For rural young adults, the disruption may have been even more difficult because support systems were less accessible. This means the pandemic may have widened existing mental health inequalities—not only between rich and poor, but also between urban and rural youth. 

Bottom line

This article shows that pandemic mental health inequalities in the Philippines may have a clear geographic pattern. Rural Filipino emerging adults were more likely to screen within the range of probable depression than urban peers. Any serious youth mental health response must therefore include rural mental health access, rural development, digital inclusion, and community-based support


Policy/practice recommendations

  1. Bring mental health services closer to rural youth
    Mental health practitioners, local governments, and schools should expand screening, referral, counseling, and crisis support in underserved rural localities. 
  2. Strengthen tele-mental health—but fix access first
    Online counseling can help, but only if rural youth have reliable internet, devices, privacy, and digital literacy.
  3. Integrate mental health into rural development
    Rural development should not only focus on roads, income, or agriculture. It should also include psychosocial support, youth wellbeing, and access to care.
  4. Monitor young adults beyond the acute pandemic period
    The mental health impact of COVID-19 may persist after restrictions end, especially for young people whose educational and work transitions were interrupted.
  5. Use schools and community organizations as access points
    Colleges, barangay programs, youth organizations, and rural health units can help identify young adults needing support and connect them to appropriate services.

Glossary of key terms

  • Emerging adulthood — A life stage usually spanning ages 18–29, marked by transitions in education, work, identity, relationships, and independence. 
  • Urban-rural divide — Differences in opportunities, resources, services, and risks between urban and rural populations.
  • Probable depression — A screening-based classification suggesting that a person’s wellbeing score falls within a range associated with depressive symptoms.
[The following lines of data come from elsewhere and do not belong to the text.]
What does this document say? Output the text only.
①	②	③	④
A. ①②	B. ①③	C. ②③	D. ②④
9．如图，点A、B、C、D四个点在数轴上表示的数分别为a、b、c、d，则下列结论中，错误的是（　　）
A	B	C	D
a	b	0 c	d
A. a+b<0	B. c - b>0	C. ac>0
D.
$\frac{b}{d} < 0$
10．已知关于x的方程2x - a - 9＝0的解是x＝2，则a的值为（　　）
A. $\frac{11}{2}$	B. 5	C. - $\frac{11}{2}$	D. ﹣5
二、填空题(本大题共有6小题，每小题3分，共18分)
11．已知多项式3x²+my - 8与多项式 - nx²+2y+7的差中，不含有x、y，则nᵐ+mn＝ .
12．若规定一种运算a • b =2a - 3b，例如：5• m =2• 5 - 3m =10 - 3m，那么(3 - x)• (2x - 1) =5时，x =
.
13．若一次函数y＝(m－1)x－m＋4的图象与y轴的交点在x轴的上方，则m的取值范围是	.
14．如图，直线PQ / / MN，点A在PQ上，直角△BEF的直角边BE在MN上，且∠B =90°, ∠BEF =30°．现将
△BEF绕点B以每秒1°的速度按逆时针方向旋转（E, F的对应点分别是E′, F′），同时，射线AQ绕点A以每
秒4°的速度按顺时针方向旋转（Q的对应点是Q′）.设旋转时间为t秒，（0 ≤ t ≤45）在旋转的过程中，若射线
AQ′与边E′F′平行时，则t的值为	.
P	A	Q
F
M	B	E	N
It is not the same as a clinical diagnosis. 
  • WEMWBS — Warwick-Edinburgh Mental Wellbeing Scale, a 14-item measure of mental wellbeing used here as a screening tool for depression. 
  • Logistic regression — A statistical method used to estimate whether a factor, such as rural residence, is associated with higher or lower odds of an outcome, such as probable depression.
  • Odds ratio — A statistic showing how much more or less likely an outcome is in one group compared with another. Here, rural respondents had 1.421 times greater odds of probable depression than urban respondents. 
  • Cross-sectional study — A study that collects data at one point in time. It can show associations but cannot prove cause and effect.